Even if you plan to treat your tiny home as a primary residence, that doesn’t mean banks will offer you the same type of financing. If your home will be on wheels, it doesn’t meet the minimum square foot requirement (usually around 600 square feet), or it doesn’t meet the minimum price requirements some lending institutions stick to, you could be out of luck as far as landing a traditional mortgage.

It doesn’t provide enough collateral to make it worth financing.

Think about this: according to the Census Bureau, the average price of a new home sold in the United States in December 2015 was $346,400. On the flip side, the average cost to build a tiny home sits around $23,000. If the owner of the new, traditional home defaults, the bank has a much larger piece of collateral than if the owner of the tiny home defaults.

Lenders won’t make enough off of your purchase to make the leg-work worth it.

Just because a home is smaller, doesn’t mean it takes any less work to acquire financing. Wisebread.com offers some insight on this stumbling block:

“Lenders have to go through the same process for a $50,000 mortgage loan as they do for a $400,000 loan,” said Peggy Burke, vice president and mortgage banker with PrivatePlus Mortgage in Atlanta. “The underwriters still have to go through the same steps to approve a borrower. There still needs to be title insurance. They still have to prepare the loan documents. So banks are still incurring the same costs they would for a larger loan.”

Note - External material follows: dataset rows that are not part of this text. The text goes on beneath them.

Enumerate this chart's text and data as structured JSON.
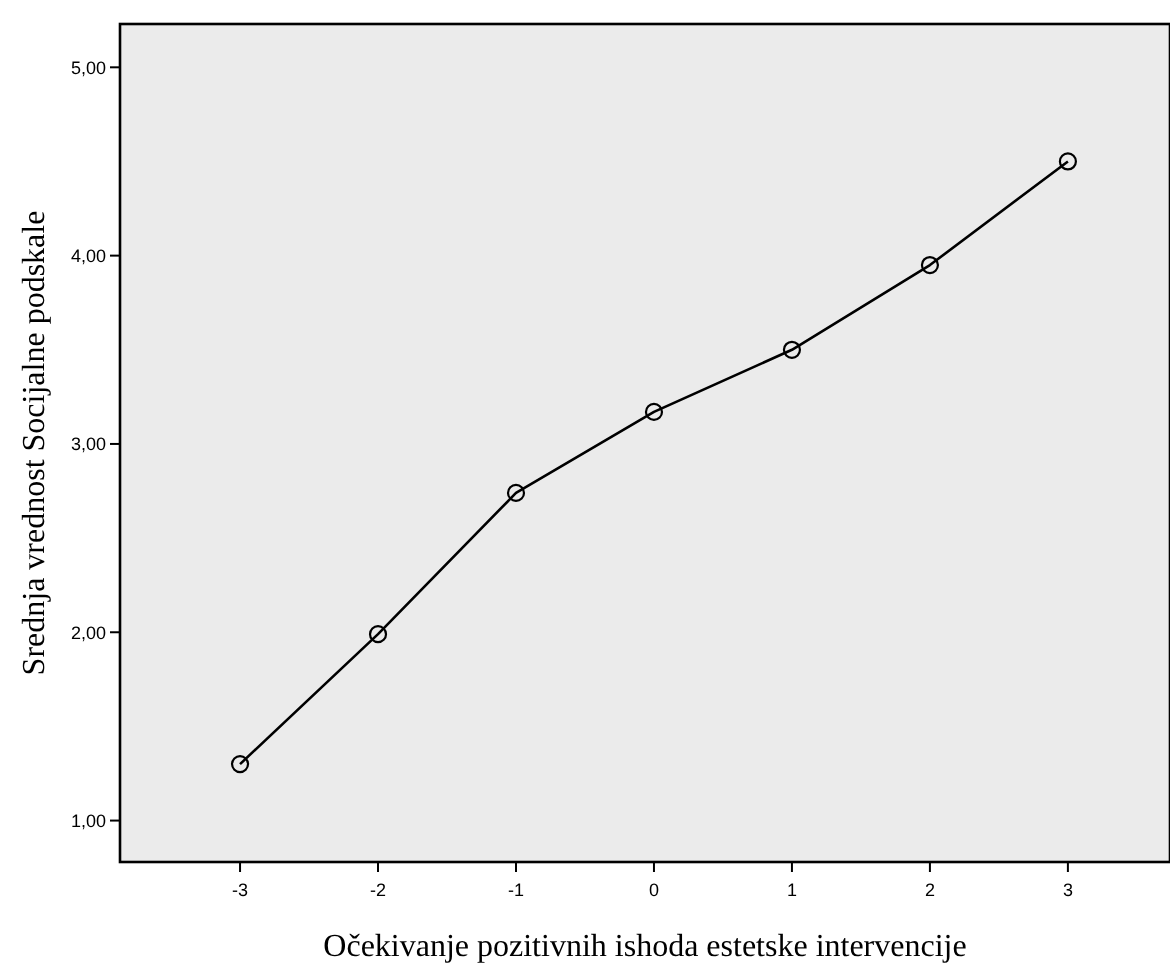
{
  "chart_data": {
    "type": "line",
    "xlabel": "Očekivanje pozitivnih ishoda estetske intervencije",
    "ylabel": "Srednja vrednost Socijalne podskale",
    "x": [
      -3,
      -2,
      -1,
      0,
      1,
      2,
      3
    ],
    "series": [
      {
        "color": "#000000",
        "values": [
          1.3,
          1.99,
          2.74,
          3.17,
          3.5,
          3.95,
          4.5
        ]
      }
    ],
    "xlim": [
      -3.87,
      3.74
    ],
    "ylim": [
      0.78,
      5.23
    ],
    "xticks": [
      -3,
      -2,
      -1,
      0,
      1,
      2,
      3
    ],
    "yticks": [
      {
        "value": 1,
        "label": "1,00"
      },
      {
        "value": 2,
        "label": "2,00"
      },
      {
        "value": 3,
        "label": "3,00"
      },
      {
        "value": 4,
        "label": "4,00"
      },
      {
        "value": 5,
        "label": "5,00"
      }
    ],
    "grid": false,
    "marker": "circle",
    "line_style": "solid"
  }
}
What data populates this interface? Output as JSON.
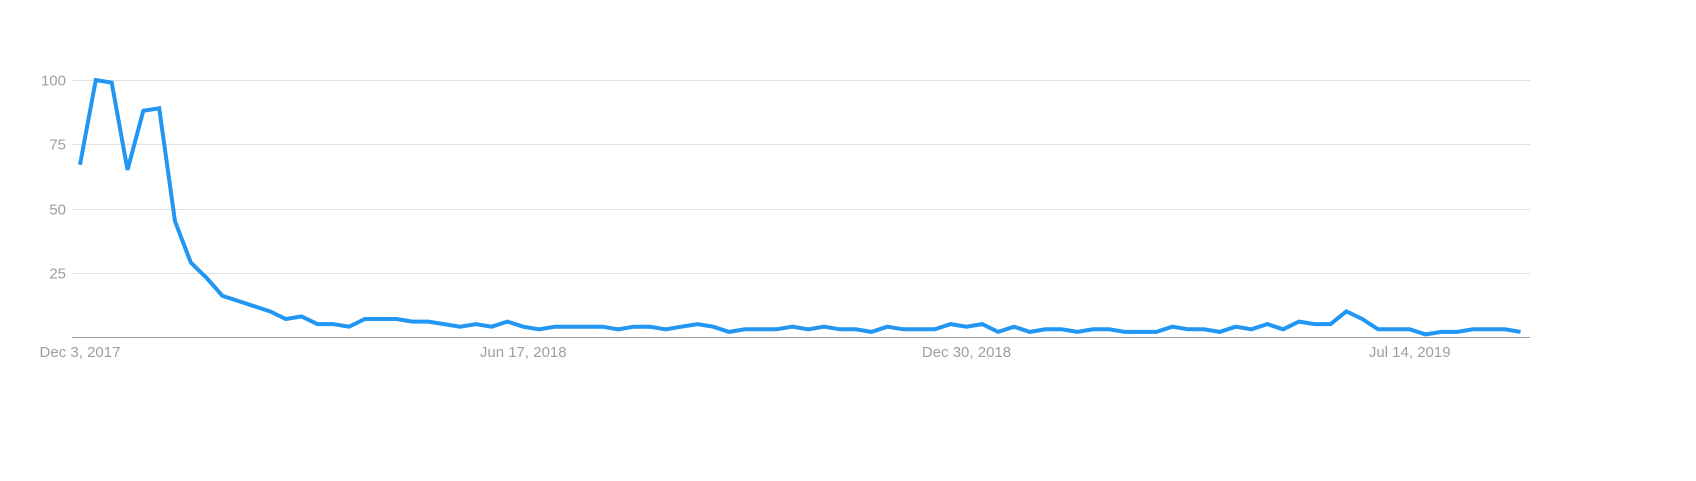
{
  "chart_data": {
    "type": "line",
    "title": "",
    "xlabel": "",
    "ylabel": "",
    "ylim": [
      0,
      100
    ],
    "grid": true,
    "line_color": "#2196f3",
    "y_ticks": [
      "100",
      "75",
      "50",
      "25"
    ],
    "y_tick_values": [
      100,
      75,
      50,
      25
    ],
    "x_tick_labels": [
      "Dec 3, 2017",
      "Jun 17, 2018",
      "Dec 30, 2018",
      "Jul 14, 2019"
    ],
    "x_tick_dates": [
      "2017-12-03",
      "2018-06-17",
      "2018-12-30",
      "2019-07-14"
    ],
    "x": [
      "2017-12-03",
      "2017-12-10",
      "2017-12-17",
      "2017-12-24",
      "2017-12-31",
      "2018-01-07",
      "2018-01-14",
      "2018-01-21",
      "2018-01-28",
      "2018-02-04",
      "2018-02-11",
      "2018-02-18",
      "2018-02-25",
      "2018-03-04",
      "2018-03-11",
      "2018-03-18",
      "2018-03-25",
      "2018-04-01",
      "2018-04-08",
      "2018-04-15",
      "2018-04-22",
      "2018-04-29",
      "2018-05-06",
      "2018-05-13",
      "2018-05-20",
      "2018-05-27",
      "2018-06-03",
      "2018-06-10",
      "2018-06-17",
      "2018-06-24",
      "2018-07-01",
      "2018-07-08",
      "2018-07-15",
      "2018-07-22",
      "2018-07-29",
      "2018-08-05",
      "2018-08-12",
      "2018-08-19",
      "2018-08-26",
      "2018-09-02",
      "2018-09-09",
      "2018-09-16",
      "2018-09-23",
      "2018-09-30",
      "2018-10-07",
      "2018-10-14",
      "2018-10-21",
      "2018-10-28",
      "2018-11-04",
      "2018-11-11",
      "2018-11-18",
      "2018-11-25",
      "2018-12-02",
      "2018-12-09",
      "2018-12-16",
      "2018-12-23",
      "2018-12-30",
      "2019-01-06",
      "2019-01-13",
      "2019-01-20",
      "2019-01-27",
      "2019-02-03",
      "2019-02-10",
      "2019-02-17",
      "2019-02-24",
      "2019-03-03",
      "2019-03-10",
      "2019-03-17",
      "2019-03-24",
      "2019-03-31",
      "2019-04-07",
      "2019-04-14",
      "2019-04-21",
      "2019-04-28",
      "2019-05-05",
      "2019-05-12",
      "2019-05-19",
      "2019-05-26",
      "2019-06-02",
      "2019-06-09",
      "2019-06-16",
      "2019-06-23",
      "2019-06-30",
      "2019-07-07",
      "2019-07-14",
      "2019-07-21",
      "2019-07-28",
      "2019-08-04",
      "2019-08-11",
      "2019-08-18",
      "2019-08-25",
      "2019-09-01"
    ],
    "values": [
      67,
      100,
      99,
      65,
      88,
      89,
      45,
      29,
      23,
      16,
      14,
      12,
      10,
      7,
      8,
      5,
      5,
      4,
      7,
      7,
      7,
      6,
      6,
      5,
      4,
      5,
      4,
      6,
      4,
      3,
      4,
      4,
      4,
      4,
      3,
      4,
      4,
      3,
      4,
      5,
      4,
      2,
      3,
      3,
      3,
      4,
      3,
      4,
      3,
      3,
      2,
      4,
      3,
      3,
      3,
      5,
      4,
      5,
      2,
      4,
      2,
      3,
      3,
      2,
      3,
      3,
      2,
      2,
      2,
      4,
      3,
      3,
      2,
      4,
      3,
      5,
      3,
      6,
      5,
      5,
      10,
      7,
      3,
      3,
      3,
      1,
      2,
      2,
      3,
      3,
      3,
      2
    ]
  }
}
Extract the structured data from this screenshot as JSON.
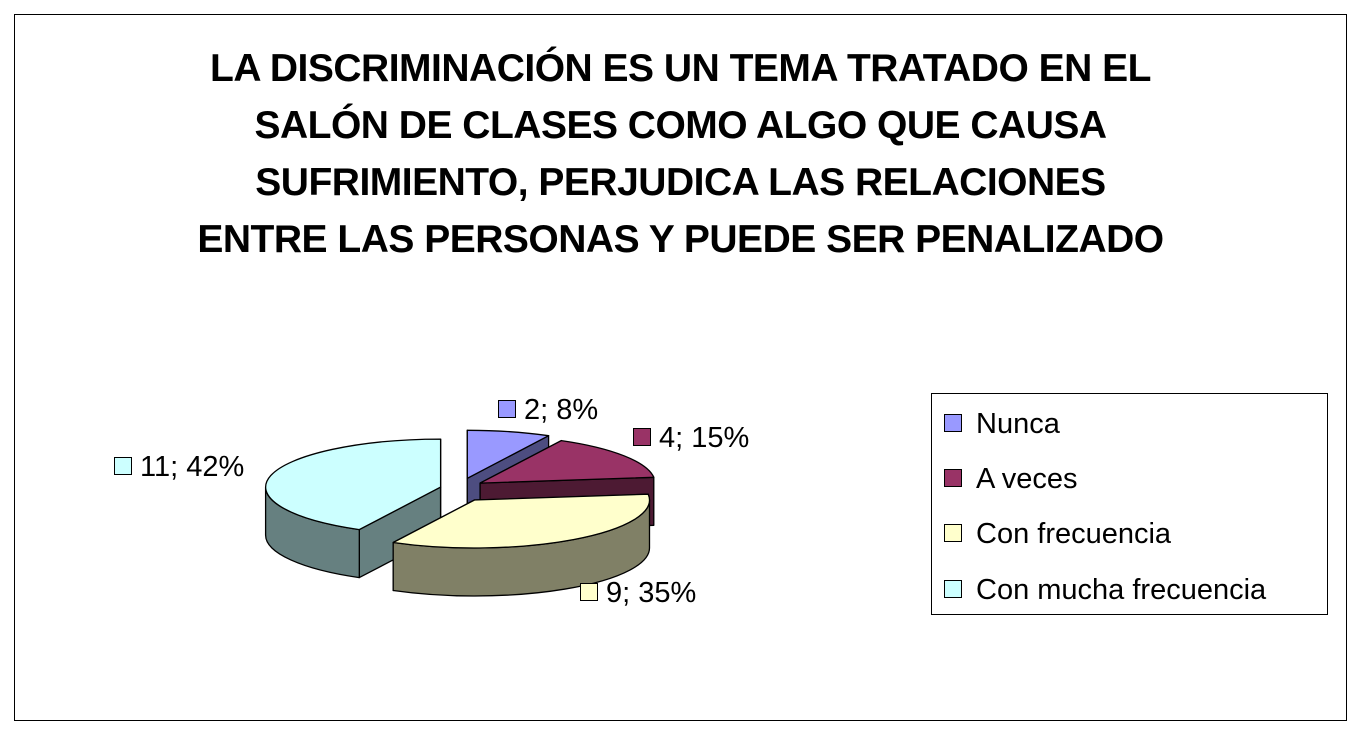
{
  "chart_data": {
    "type": "pie",
    "title_lines": [
      "LA DISCRIMINACIÓN ES UN TEMA TRATADO EN EL",
      "SALÓN DE CLASES COMO ALGO QUE CAUSA",
      "SUFRIMIENTO, PERJUDICA LAS RELACIONES",
      "ENTRE LAS PERSONAS Y PUEDE SER PENALIZADO"
    ],
    "style": "3d-exploded",
    "legend_position": "right",
    "slices": [
      {
        "label": "Nunca",
        "value": 2,
        "percent": "8%",
        "data_label": "2; 8%",
        "color": "#9999ff",
        "side_color": "#4d4d80"
      },
      {
        "label": "A veces",
        "value": 4,
        "percent": "15%",
        "data_label": "4; 15%",
        "color": "#993366",
        "side_color": "#4d1a33"
      },
      {
        "label": "Con frecuencia",
        "value": 9,
        "percent": "35%",
        "data_label": "9; 35%",
        "color": "#ffffcc",
        "side_color": "#808066"
      },
      {
        "label": "Con mucha frecuencia",
        "value": 11,
        "percent": "42%",
        "data_label": "11; 42%",
        "color": "#ccffff",
        "side_color": "#668080"
      }
    ]
  }
}
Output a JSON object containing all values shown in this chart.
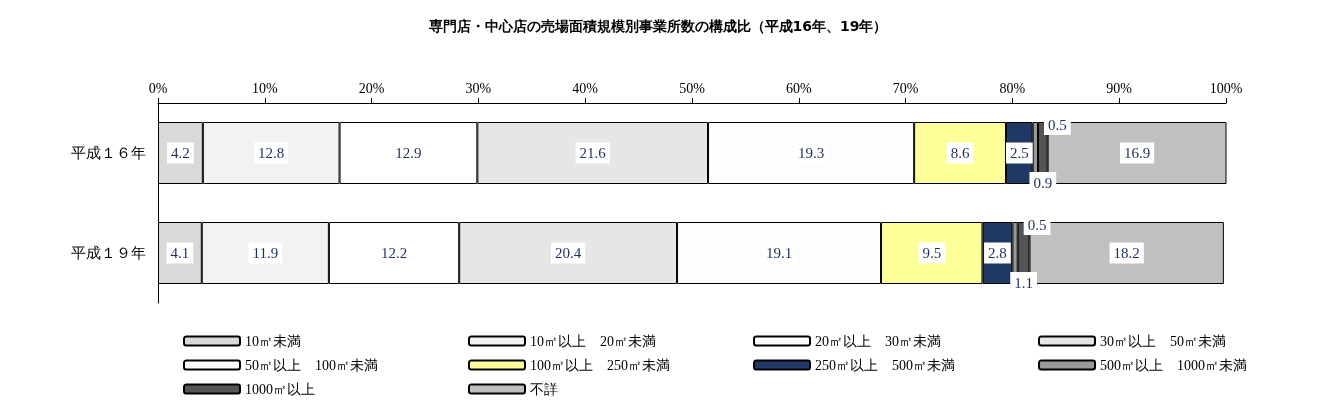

So what are your downsizing options?

Home Equity Loan
If your tiny home is a second home and not your primary residence, you can tap into the equity in your home and use this to make your purchase. The size of the loan you can take out is determined by the amount you have paid into your home versus the amount the home is worth.

Tiny house loan
With the tiny house movement gaining momentum, companies like Tiny House Lending are hoping to fill the financing gap that currently exists. For those with good to excellent credit, they will pair you with a lender that can offer up to a $100,000 loan with an 84-month loan term.

Unsecured Loan
While traditional mortgages are secured loans, meaning your home is the collateral should you default, purchasing a tiny home can sometimes be done with an unsecured personal loan. However, because this is considered to be riskier for lenders, your financial situation – income, credit history, debt – might be looked at and considered more carefully.

RV Loan
According to Bankrate.com, you could qualify for an RV loan if your home is on a mobile platform and is certified by the Recreational Vehicle Industry Association. While these loans have more stringent financial requirements than auto loans, the interest rates are comparable.

Keep your eye on the prize

While financing your tiny home might be tricky and building your tiny home might require cutting through some red tape, those who have found themselves living in these microscopic abodes swear there are plenty of benefits to be had – namely paying significantly less to live a comfortable life than the traditional home market would ever allow.

If that sounds appealing to you, keep your eye on the prize – it will all be worth it in the end.